The United States presidential election spectacle is equally entertaining and embarrassing to observe from a distance. Meant to be an illustration of the democratic ideal, it rather resembles a satirical spectacle, in which the pretence of democratic ideals goes through the motions, with the participation of campaign machines and media commentators, with a common agreement that it’s all fake. It’s also interesting from the perspective of political legitimacy.
Political legitimacy, broadly speaking, is the attribute of a selected government which makes it genuinely one that embodies the selectors’ wishes. In simpler terms, it’s about whether it’s really right for some people to be laying down the law, as opposed to just dictating it as they see fit, with the help of the violence that they can enact on those who oppose them.
A major development in political philosophy in the 17th and 18th centuries, that is, in the Enlightenment Age, was the formulation and elaboration of the idea that the common people – everyday labourers which sustain a country via their work – should be able to also decide how their country is governed. The beginnings of this thought was not at all as democratic: Hobbes wouldn’t advocate a representative constitutional republic (he was a monarchist), but he advocated that society is governed by a contract, in which humans agree to cooperate. Elaborating upon this idea, John Locke would advance a more radical notion: that whether a government is that of a king or of a representative body of elected officials, what gives it true power is the consent of the ruled, who transfer their power to those who govern. In other words, what is legitimate is what is agreed to. This thought certainly can be found at the basis of a widespread ideal of how modern politics should function.
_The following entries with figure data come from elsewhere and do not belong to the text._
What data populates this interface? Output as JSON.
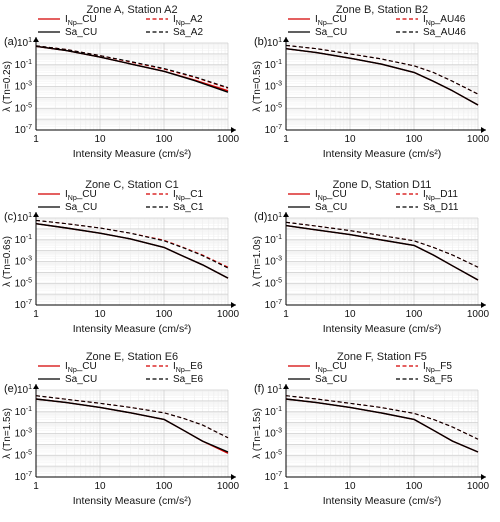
{
  "chart_data": [
    {
      "type": "line",
      "panel_label": "(a)",
      "title": "Zone A, Station A2",
      "xlabel": "Intensity Measure (cm/s²)",
      "ylabel": "λ (Tn=0.2s)",
      "x_scale": "log",
      "y_scale": "log",
      "xlim": [
        1,
        1000
      ],
      "ylim": [
        1e-07,
        10
      ],
      "grid": true,
      "legend_position": "top",
      "x": [
        1,
        3,
        10,
        30,
        100,
        300,
        1000
      ],
      "series": [
        {
          "name": "I_Np_CU",
          "color": "#d40000",
          "dash": "solid",
          "values": [
            5,
            2,
            0.5,
            0.12,
            0.025,
            0.004,
            0.0004
          ]
        },
        {
          "name": "I_Np_A2",
          "color": "#d40000",
          "dash": "dashed",
          "values": [
            5.5,
            2.5,
            0.7,
            0.18,
            0.04,
            0.007,
            0.0007
          ]
        },
        {
          "name": "Sa_CU",
          "color": "#000000",
          "dash": "solid",
          "values": [
            5,
            2,
            0.5,
            0.12,
            0.025,
            0.0035,
            0.0003
          ]
        },
        {
          "name": "Sa_A2",
          "color": "#000000",
          "dash": "dashed",
          "values": [
            5.5,
            2.5,
            0.7,
            0.2,
            0.045,
            0.008,
            0.0008
          ]
        }
      ]
    },
    {
      "type": "line",
      "panel_label": "(b)",
      "title": "Zone B, Station B2",
      "xlabel": "Intensity Measure (cm/s²)",
      "ylabel": "λ (Tn=0.5s)",
      "x_scale": "log",
      "y_scale": "log",
      "xlim": [
        1,
        1000
      ],
      "ylim": [
        1e-07,
        10
      ],
      "grid": true,
      "legend_position": "top",
      "x": [
        1,
        3,
        10,
        30,
        100,
        200,
        400,
        1000
      ],
      "series": [
        {
          "name": "I_Np_CU",
          "color": "#d40000",
          "dash": "solid",
          "values": [
            3,
            1.3,
            0.4,
            0.12,
            0.02,
            0.003,
            0.0004,
            2e-05
          ]
        },
        {
          "name": "I_Np_AU46",
          "color": "#d40000",
          "dash": "dashed",
          "values": [
            6,
            3,
            1,
            0.35,
            0.08,
            0.02,
            0.003,
            0.0002
          ]
        },
        {
          "name": "Sa_CU",
          "color": "#000000",
          "dash": "solid",
          "values": [
            3,
            1.3,
            0.4,
            0.12,
            0.02,
            0.003,
            0.0004,
            2e-05
          ]
        },
        {
          "name": "Sa_AU46",
          "color": "#000000",
          "dash": "dashed",
          "values": [
            6,
            3,
            1,
            0.35,
            0.08,
            0.02,
            0.003,
            0.0002
          ]
        }
      ]
    },
    {
      "type": "line",
      "panel_label": "(c)",
      "title": "Zone C, Station C1",
      "xlabel": "Intensity Measure (cm/s²)",
      "ylabel": "λ (Tn=0.6s)",
      "x_scale": "log",
      "y_scale": "log",
      "xlim": [
        1,
        1000
      ],
      "ylim": [
        1e-07,
        10
      ],
      "grid": true,
      "legend_position": "top",
      "x": [
        1,
        3,
        10,
        30,
        100,
        200,
        400,
        1000
      ],
      "series": [
        {
          "name": "I_Np_CU",
          "color": "#d40000",
          "dash": "solid",
          "values": [
            3,
            1.2,
            0.4,
            0.12,
            0.02,
            0.003,
            0.0005,
            3e-05
          ]
        },
        {
          "name": "I_Np_C1",
          "color": "#d40000",
          "dash": "dashed",
          "values": [
            6,
            3,
            1.2,
            0.4,
            0.09,
            0.02,
            0.004,
            0.0003
          ]
        },
        {
          "name": "Sa_CU",
          "color": "#000000",
          "dash": "solid",
          "values": [
            3,
            1.2,
            0.4,
            0.12,
            0.02,
            0.003,
            0.0005,
            3e-05
          ]
        },
        {
          "name": "Sa_C1",
          "color": "#000000",
          "dash": "dashed",
          "values": [
            6,
            3,
            1.2,
            0.4,
            0.08,
            0.018,
            0.0035,
            0.00025
          ]
        }
      ]
    },
    {
      "type": "line",
      "panel_label": "(d)",
      "title": "Zone D, Station D11",
      "xlabel": "Intensity Measure (cm/s²)",
      "ylabel": "λ (Tn=1.0s)",
      "x_scale": "log",
      "y_scale": "log",
      "xlim": [
        1,
        1000
      ],
      "ylim": [
        1e-07,
        10
      ],
      "grid": true,
      "legend_position": "top",
      "x": [
        1,
        3,
        10,
        30,
        100,
        200,
        400,
        1000
      ],
      "series": [
        {
          "name": "I_Np_CU",
          "color": "#d40000",
          "dash": "solid",
          "values": [
            2,
            0.8,
            0.3,
            0.1,
            0.03,
            0.004,
            0.0004,
            2e-05
          ]
        },
        {
          "name": "I_Np_D11",
          "color": "#d40000",
          "dash": "dashed",
          "values": [
            4,
            1.8,
            0.7,
            0.25,
            0.08,
            0.02,
            0.004,
            0.0003
          ]
        },
        {
          "name": "Sa_CU",
          "color": "#000000",
          "dash": "solid",
          "values": [
            2,
            0.8,
            0.3,
            0.1,
            0.03,
            0.004,
            0.0004,
            2e-05
          ]
        },
        {
          "name": "Sa_D11",
          "color": "#000000",
          "dash": "dashed",
          "values": [
            4,
            1.8,
            0.7,
            0.25,
            0.08,
            0.02,
            0.004,
            0.0003
          ]
        }
      ]
    },
    {
      "type": "line",
      "panel_label": "(e)",
      "title": "Zone E, Station E6",
      "xlabel": "Intensity Measure (cm/s²)",
      "ylabel": "λ (Tn=1.5s)",
      "x_scale": "log",
      "y_scale": "log",
      "xlim": [
        1,
        1000
      ],
      "ylim": [
        1e-07,
        10
      ],
      "grid": true,
      "legend_position": "top",
      "x": [
        1,
        3,
        10,
        30,
        100,
        200,
        400,
        1000
      ],
      "series": [
        {
          "name": "I_Np_CU",
          "color": "#d40000",
          "dash": "solid",
          "values": [
            1.5,
            0.7,
            0.25,
            0.08,
            0.02,
            0.002,
            0.0002,
            1.5e-05
          ]
        },
        {
          "name": "I_Np_E6",
          "color": "#d40000",
          "dash": "dashed",
          "values": [
            3,
            1.4,
            0.6,
            0.25,
            0.08,
            0.025,
            0.006,
            0.0004
          ]
        },
        {
          "name": "Sa_CU",
          "color": "#000000",
          "dash": "solid",
          "values": [
            1.5,
            0.7,
            0.25,
            0.08,
            0.02,
            0.002,
            0.0002,
            2e-05
          ]
        },
        {
          "name": "Sa_E6",
          "color": "#000000",
          "dash": "dashed",
          "values": [
            3,
            1.4,
            0.6,
            0.25,
            0.08,
            0.025,
            0.006,
            0.0004
          ]
        }
      ]
    },
    {
      "type": "line",
      "panel_label": "(f)",
      "title": "Zone F, Station F5",
      "xlabel": "Intensity Measure (cm/s²)",
      "ylabel": "λ (Tn=1.5s)",
      "x_scale": "log",
      "y_scale": "log",
      "xlim": [
        1,
        1000
      ],
      "ylim": [
        1e-07,
        10
      ],
      "grid": true,
      "legend_position": "top",
      "x": [
        1,
        3,
        10,
        30,
        100,
        200,
        400,
        1000
      ],
      "series": [
        {
          "name": "I_Np_CU",
          "color": "#d40000",
          "dash": "solid",
          "values": [
            1.5,
            0.7,
            0.25,
            0.08,
            0.02,
            0.002,
            0.0002,
            2e-05
          ]
        },
        {
          "name": "I_Np_F5",
          "color": "#d40000",
          "dash": "dashed",
          "values": [
            3,
            1.5,
            0.6,
            0.25,
            0.07,
            0.02,
            0.004,
            0.0003
          ]
        },
        {
          "name": "Sa_CU",
          "color": "#000000",
          "dash": "solid",
          "values": [
            1.5,
            0.7,
            0.25,
            0.08,
            0.02,
            0.002,
            0.0002,
            2e-05
          ]
        },
        {
          "name": "Sa_F5",
          "color": "#000000",
          "dash": "dashed",
          "values": [
            3,
            1.5,
            0.6,
            0.25,
            0.07,
            0.02,
            0.004,
            0.0003
          ]
        }
      ]
    }
  ]
}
This is where it gets interesting. One may ask oneself about the legitimacy of the future president of the United States. And here, a curious phenomenon arises: while there surely will be only one winner decided by a vote, the winner – presuming it’s either Donald Trump or Hillary Clinton – will be the most unpopular in the history of polling. So unpopular, in fact, that a definite majority of voters support neither candidate. Thus we arrive at what seems a paradox of the political construct within the country – that a government will be lead by an official, elected by a majority of voters, who (according to the data) doesn’t actually represent the wishes or leanings of the majority of voters. In other words, we have agreement and representation without actual consent. Many things could be blamed for this state – some of it is certainly the failed idea of “lesser evil voting”. Regardless of how many pundits and public intellectuals advocate for it, the undeniable consequence is that things can get arbitrarily bad, so long as a worse alternative is presented. But the fact is that neither of the options presented is agreeable to those meant to decide.
What I think should be the conclusion is that the seeming paradox is a yet another illustration of a – more and more obvious – reality. It is the reason for the common antipathy towards the political system, and the feeling that working within it is pointless that so many people feel. On one level or another, the masses who don’t care to vote, and the young people who don’t care whatsoever, all realize the same thing: that they don’t actually have any control. They are not represented, the system is broken, and they don’t have any influence on it. And this feeling is not just reflective of a subjective appraisal: it’s an actual conclusion of a study. People who aren’t rich really don’t have power.
It’s therefore important to ponder this question: if the formalities of power are just theatrics, if the real power lies outside of the reach of the ruled, to what extent is this power legitimate? It might be a scary thing to ponder. Whatever happens, whoever they choose, Americans will be confronted with a yet another spectacle, and the illusion will become more and more apparent.